Mékong plus, association basée à Louvain-la-Neuve, s’est donné pour mission de faire du développement communautaire (microcrédit, techniques agricoles, formations d’enseignant, protection des forêts ) dans les régions les plus pauvres du Vietnam et du Cambodge, dans des zones rurales.

"Dans les villages, au Vietnam, on mène des actions de développement pour une communauté. On définit ses priorités, ses besoins, avec elle." explique Bernard Kervyn, qui coordonne les opérations dans les deux pays. L’idée est donc de faire participer la population. "Ils sont actifs, ils trouvent des idées, et prennent en charge un cofinancement. Les projets sont parfois financés par eux à 50 % ou aux deux tiers."

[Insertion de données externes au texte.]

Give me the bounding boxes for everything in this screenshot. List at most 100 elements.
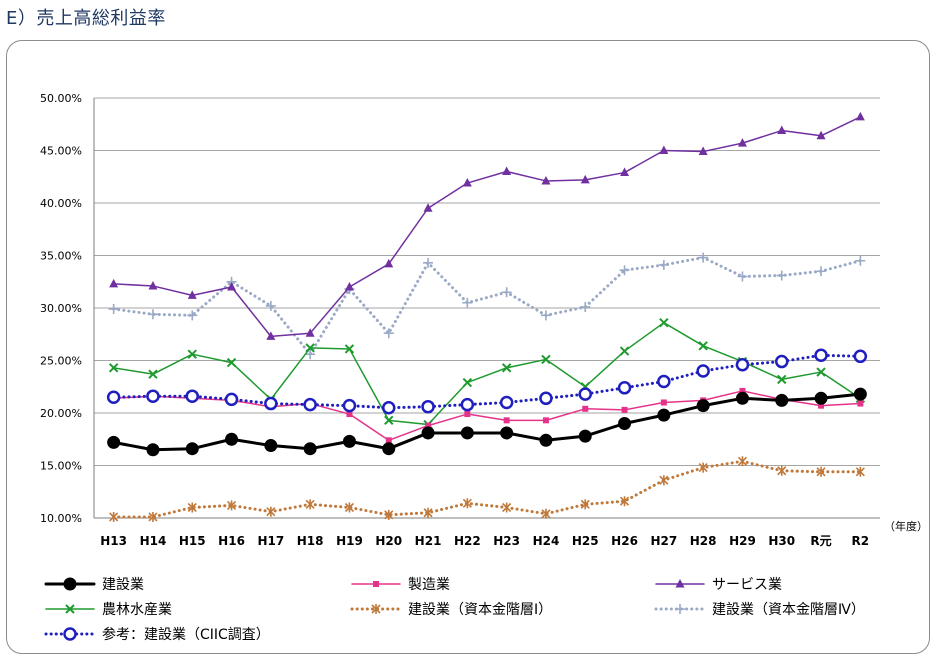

Exemple : "Dans le delta du Mékong, on a eu demande pressante de la population pour des ponts, afin de débloquer des villages enclavés. Les populations interviennent pour deux tiers, Mékong Plus finance les projets à un tiers. A présent, on construit 30 à 35 ponts chaque année. On peut aussi par exemple aider une famille qui veut faire un élevage de cochons. On souhaite que les voisins se mobilisent aussi, et nous nous intervenons dans un deuxième temps. Il faut que les gens aient envie, que ce soit un projet de communauté." Le projet est considéré comme réussi lorsque les villageois peuvent aussi en revendiquer la paternité . "Cela leur rend la dignité, et cela permet aussi de dynamiser." Mékong Plus, avec la française Viêt Nam Plus, couvre cinq cents villages, pour 170000 bénéficaires chaque année. "Le Vietnam est un pays en effervescence. C’est une région où les programmes de développement sont très efficaces. Il y a une mobilisation très forte des autorités et de la population. Comme ça marche bien au Vietnam, on va travailler de plus en plus au Cambodge. Là la pauvreté est très forte, et il y a peu de programmes gouvernementaux." Mekong Plus espère pouvoir utiliser les méthodes utilisées précédemment, comme former des paysans "pilotes" qui iront ensuite vers des paysans plus pauvres, "les cadres ingénieurs agronomes venus de la ville, ne parlant pas le même langage et n’ayant pas la même empathie". Mékong Plus souhaite récolter pour sa campagne 2010, 150000 euros. L’idée : faire appel aux bonnes volontés, et notamment aux entreprises, pour cofinancer une série de concerts, dont les bénéfices seront reversés à Mélong Plus. Parallèlement, l’association entend, ici, témoigner pour expliquer ses actions et faire évoluer l’opinion sur les questions relatives au développement.